4.6 Measuring distance effects as spatial autocorrelation
The frames of Figure 4.11 bear
study: look at each one and then read the sentences on the previous
page that relate to them. You may not follow the arguments closely at
this reading, but they are real-world illustrations of A) point, C)
line, C) polygon, and D) volume data. Each of these data models must
deal with spatial autocorrelation in order to transform measurements at
one dimension to models at another. (Incidentally, my own current research looks at graphs (a branch of mathematics illustrated in Frame B) to understand land cover rasters.)
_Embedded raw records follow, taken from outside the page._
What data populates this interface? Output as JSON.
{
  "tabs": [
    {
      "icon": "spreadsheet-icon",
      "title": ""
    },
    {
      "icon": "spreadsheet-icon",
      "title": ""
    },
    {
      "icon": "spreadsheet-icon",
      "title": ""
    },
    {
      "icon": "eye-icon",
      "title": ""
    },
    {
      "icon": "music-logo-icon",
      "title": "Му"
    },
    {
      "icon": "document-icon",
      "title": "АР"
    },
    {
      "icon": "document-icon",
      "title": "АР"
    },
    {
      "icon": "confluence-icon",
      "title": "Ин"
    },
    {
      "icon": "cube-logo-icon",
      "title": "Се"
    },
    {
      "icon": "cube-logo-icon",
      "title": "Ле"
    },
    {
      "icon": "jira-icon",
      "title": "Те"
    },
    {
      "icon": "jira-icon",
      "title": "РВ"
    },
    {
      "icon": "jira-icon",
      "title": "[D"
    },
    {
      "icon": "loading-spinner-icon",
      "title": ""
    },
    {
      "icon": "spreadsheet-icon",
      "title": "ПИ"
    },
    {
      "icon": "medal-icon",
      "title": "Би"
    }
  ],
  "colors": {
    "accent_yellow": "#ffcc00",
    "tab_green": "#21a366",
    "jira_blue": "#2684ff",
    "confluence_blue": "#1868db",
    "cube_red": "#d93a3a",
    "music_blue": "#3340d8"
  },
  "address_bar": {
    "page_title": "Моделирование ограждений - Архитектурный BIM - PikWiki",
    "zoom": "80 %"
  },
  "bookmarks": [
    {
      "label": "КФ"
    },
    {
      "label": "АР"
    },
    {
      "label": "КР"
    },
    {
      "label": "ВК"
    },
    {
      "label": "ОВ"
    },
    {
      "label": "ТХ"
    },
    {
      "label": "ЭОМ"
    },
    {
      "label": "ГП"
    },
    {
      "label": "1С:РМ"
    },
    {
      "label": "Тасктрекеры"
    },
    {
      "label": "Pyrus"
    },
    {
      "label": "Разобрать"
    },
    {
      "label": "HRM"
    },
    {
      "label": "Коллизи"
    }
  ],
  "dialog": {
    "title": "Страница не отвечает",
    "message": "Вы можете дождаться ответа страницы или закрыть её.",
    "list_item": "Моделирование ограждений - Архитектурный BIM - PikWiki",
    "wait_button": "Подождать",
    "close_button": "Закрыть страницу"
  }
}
Box 4.4 is a nice little "toy" example of measuring spatial autocorrelation that also illustrates graph theory (see Wikipedia). If you're willing to write in your book (and yes, most bookstores will buy back marked-in books), make a graph of Figure 4.12. First, create the vertices of the graph by circling each of the region's labels (1, 2, ..., 8). Next, create edges
by drawing lines between any two regions that share a boundary (so
there would be a line between 1 and 2 but not between 1 and 5). The Table 4.1
matrix is a simple way to represent the graph, in which binary weights
represent edges. (If you don't want to write in the book, make a copy
of the page.)
The point of the box is that SA is positive when neighboring regions
have similar values and negative when they are dissimilar (look back at
Figure 4.1). Positive SA makes the interpolation of Figure 4.9 possible.
Discuss how just the "upper triangle" of the matrix
contains all of the information. How many edges are there?
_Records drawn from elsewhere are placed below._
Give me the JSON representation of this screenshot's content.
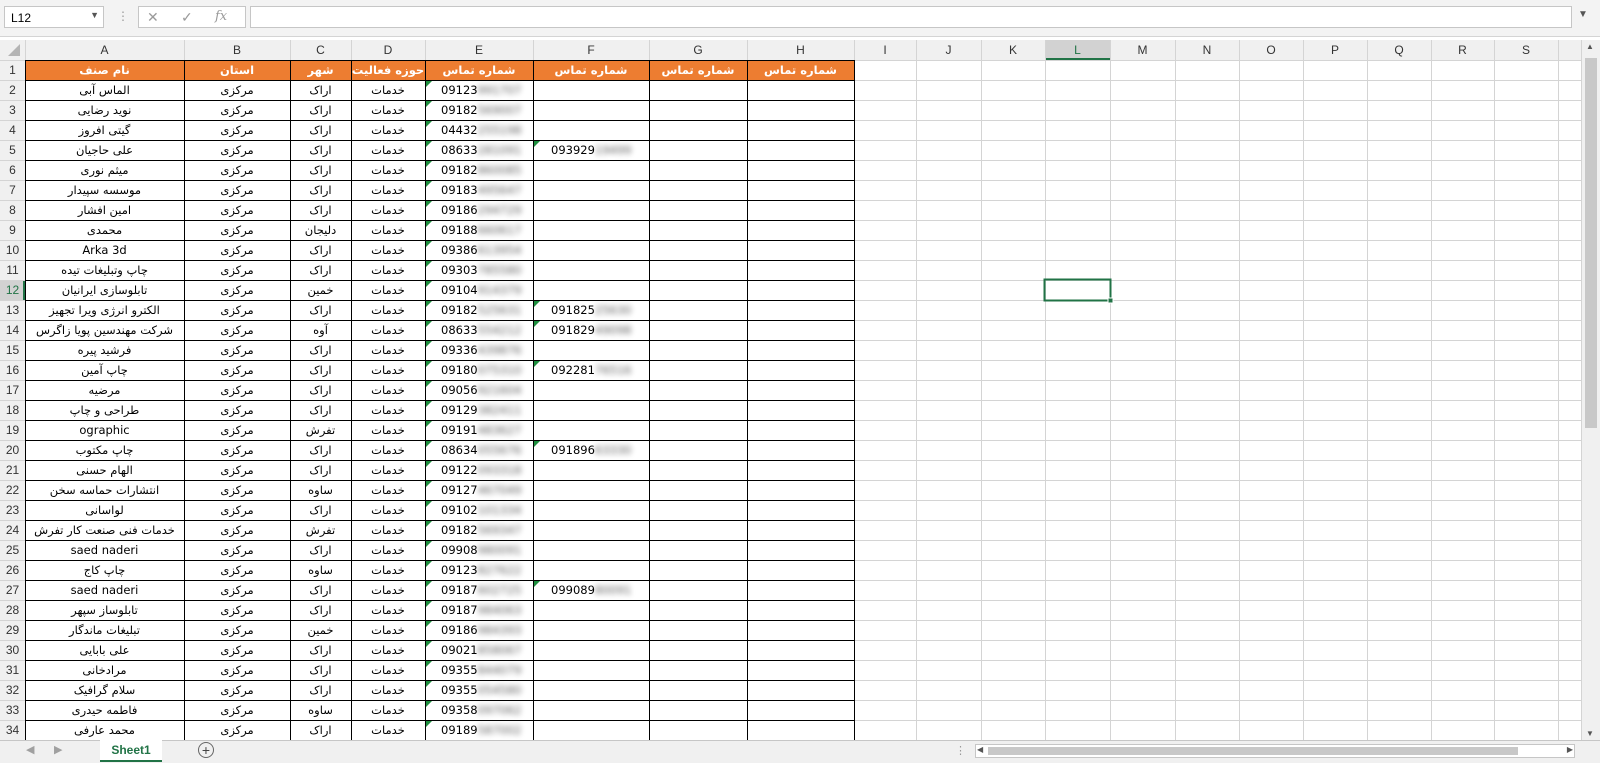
{
  "formula_bar": {
    "name_box": "L12",
    "cancel_icon": "✕",
    "enter_icon": "✓",
    "fx_label": "fx",
    "formula": ""
  },
  "columns": [
    "A",
    "B",
    "C",
    "D",
    "E",
    "F",
    "G",
    "H",
    "I",
    "J",
    "K",
    "L",
    "M",
    "N",
    "O",
    "P",
    "Q",
    "R",
    "S"
  ],
  "selected_cell": "L12",
  "header_row": [
    "نام صنف",
    "استان",
    "شهر",
    "حوزه فعالیت",
    "شماره تماس",
    "شماره تماس",
    "شماره تماس",
    "شماره تماس"
  ],
  "rows": [
    {
      "name": "الماس آبی",
      "province": "مرکزی",
      "city": "اراک",
      "field": "خدمات",
      "phone1": "09123991707",
      "phone2": ""
    },
    {
      "name": "نوید رضایی",
      "province": "مرکزی",
      "city": "اراک",
      "field": "خدمات",
      "phone1": "09182569007",
      "phone2": ""
    },
    {
      "name": "گیتی افروز",
      "province": "مرکزی",
      "city": "اراک",
      "field": "خدمات",
      "phone1": "04432255198",
      "phone2": ""
    },
    {
      "name": "علی حاجیان",
      "province": "مرکزی",
      "city": "اراک",
      "field": "خدمات",
      "phone1": "08633281091",
      "phone2": "09392919499"
    },
    {
      "name": "میثم نوری",
      "province": "مرکزی",
      "city": "اراک",
      "field": "خدمات",
      "phone1": "09182860085",
      "phone2": ""
    },
    {
      "name": "موسسه سپیدار",
      "province": "مرکزی",
      "city": "اراک",
      "field": "خدمات",
      "phone1": "09183495647",
      "phone2": ""
    },
    {
      "name": "امین افشار",
      "province": "مرکزی",
      "city": "اراک",
      "field": "خدمات",
      "phone1": "09186294729",
      "phone2": ""
    },
    {
      "name": "محمدی",
      "province": "مرکزی",
      "city": "دلیجان",
      "field": "خدمات",
      "phone1": "09188660617",
      "phone2": ""
    },
    {
      "name": "Arka 3d",
      "province": "مرکزی",
      "city": "اراک",
      "field": "خدمات",
      "phone1": "09386613954",
      "phone2": ""
    },
    {
      "name": "چاپ وتبلیغات تیده",
      "province": "مرکزی",
      "city": "اراک",
      "field": "خدمات",
      "phone1": "09303785580",
      "phone2": ""
    },
    {
      "name": "تابلوسازی ایرانیان",
      "province": "مرکزی",
      "city": "خمین",
      "field": "خدمات",
      "phone1": "09104914379",
      "phone2": ""
    },
    {
      "name": "الکترو انرژی ویرا تجهیز",
      "province": "مرکزی",
      "city": "اراک",
      "field": "خدمات",
      "phone1": "09182525631",
      "phone2": "09182525630"
    },
    {
      "name": "شرکت مهندسین پویا زاگرس",
      "province": "مرکزی",
      "city": "آوه",
      "field": "خدمات",
      "phone1": "08633554212",
      "phone2": "09182949098"
    },
    {
      "name": "فرشید پیره",
      "province": "مرکزی",
      "city": "اراک",
      "field": "خدمات",
      "phone1": "09336439876",
      "phone2": ""
    },
    {
      "name": "چاپ آمین",
      "province": "مرکزی",
      "city": "اراک",
      "field": "خدمات",
      "phone1": "09180075310",
      "phone2": "09228176516"
    },
    {
      "name": "مرضیه",
      "province": "مرکزی",
      "city": "اراک",
      "field": "خدمات",
      "phone1": "09056921604",
      "phone2": ""
    },
    {
      "name": "طراحی و چاپ",
      "province": "مرکزی",
      "city": "اراک",
      "field": "خدمات",
      "phone1": "09129382411",
      "phone2": ""
    },
    {
      "name": "ographic",
      "province": "مرکزی",
      "city": "تفرش",
      "field": "خدمات",
      "phone1": "09191483627",
      "phone2": ""
    },
    {
      "name": "چاپ مکتوب",
      "province": "مرکزی",
      "city": "اراک",
      "field": "خدمات",
      "phone1": "08634055676",
      "phone2": "09189663330"
    },
    {
      "name": "الهام حسنی",
      "province": "مرکزی",
      "city": "اراک",
      "field": "خدمات",
      "phone1": "09122093318",
      "phone2": ""
    },
    {
      "name": "انتشارات حماسه سخن",
      "province": "مرکزی",
      "city": "ساوه",
      "field": "خدمات",
      "phone1": "09127467049",
      "phone2": ""
    },
    {
      "name": "لواسانی",
      "province": "مرکزی",
      "city": "اراک",
      "field": "خدمات",
      "phone1": "09102101334",
      "phone2": ""
    },
    {
      "name": "خدمات فنی صنعت کار تفرش",
      "province": "مرکزی",
      "city": "تفرش",
      "field": "خدمات",
      "phone1": "09182569347",
      "phone2": ""
    },
    {
      "name": "saed naderi",
      "province": "مرکزی",
      "city": "اراک",
      "field": "خدمات",
      "phone1": "09908980091",
      "phone2": ""
    },
    {
      "name": "چاپ کاج",
      "province": "مرکزی",
      "city": "ساوه",
      "field": "خدمات",
      "phone1": "09123827622",
      "phone2": ""
    },
    {
      "name": "saed naderi",
      "province": "مرکزی",
      "city": "اراک",
      "field": "خدمات",
      "phone1": "09187602725",
      "phone2": "09908980091"
    },
    {
      "name": "تابلوساز سپهر",
      "province": "مرکزی",
      "city": "اراک",
      "field": "خدمات",
      "phone1": "09187984063",
      "phone2": ""
    },
    {
      "name": "تبلیغات ماندگار",
      "province": "مرکزی",
      "city": "خمین",
      "field": "خدمات",
      "phone1": "09186984393",
      "phone2": ""
    },
    {
      "name": "علی بابایی",
      "province": "مرکزی",
      "city": "اراک",
      "field": "خدمات",
      "phone1": "09021858067",
      "phone2": ""
    },
    {
      "name": "مرادخانی",
      "province": "مرکزی",
      "city": "اراک",
      "field": "خدمات",
      "phone1": "09355844079",
      "phone2": ""
    },
    {
      "name": "سلام گرافیک",
      "province": "مرکزی",
      "city": "اراک",
      "field": "خدمات",
      "phone1": "09355054580",
      "phone2": ""
    },
    {
      "name": "فاطمه حیدری",
      "province": "مرکزی",
      "city": "ساوه",
      "field": "خدمات",
      "phone1": "09358097062",
      "phone2": ""
    },
    {
      "name": "محمد عارفی",
      "province": "مرکزی",
      "city": "اراک",
      "field": "خدمات",
      "phone1": "09189587002",
      "phone2": ""
    }
  ],
  "sheet_tab": "Sheet1",
  "colors": {
    "header_fill": "#ED7D31",
    "header_text": "#ffffff",
    "gridline": "#d4d4d4",
    "selection": "#217346",
    "error_triangle": "#1e8f3e"
  }
}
4.7 Establishing dependence in space
Up to now we've been introducing spatial autocorrelation, and you may remember (I hope!) that (non-spatial) correlation
rX,Y
is a number between -1 and +1 and can be analyzed using a regression model:
Y = a + bX
that in two dimensions (X, Y) can be represented as a straight line, as in Figure 4.14.
In some ways SA is a simpler concept because we're just relating a
variable to itself (hence the "auto" prefix) at varying distances: is
the value of something "here" close to its values "there", and if we
compare two values at different distances does the distance between the
measurements seem to affect the difference in the values? If so, we
have positive or negative SA, if not, zero SA.
I'm sorry that we seem to be using letters somewhat sloppily here: X
sometimes represents an "independent variable" and other times "space,"
and Y is sometimes "dependent" variable and other times NORTH/SOUTH. Personally
I try to stick to the S/T/P formulation in which X is SPACE, T is TIME
and Z is the PHENOMENON being studied.
And so, again, the existence of SA allows us to interpolate, model, and make maps.
4.8 Taming geographic monsters
One of my favorite subjects (and a source of great beauty in modern
science) is the fractal geometry of nature, which appears several
places in the textbook, here in Box 4.6, which was foreshadowed in Figure 3.17.
If the topic interests you further, I'm ready with a lot of examples, some from my own research.
4.9 Induction and deduction and how it all comes together
As I hope you can see, I'm very impressed with the way that this
chapter introduces and often elaborates many of the fundamental
concepts of geography and GIScience, which not only borrows from
mathematics, statistics, and physics but also is making original
contributions to philosophy and natural science.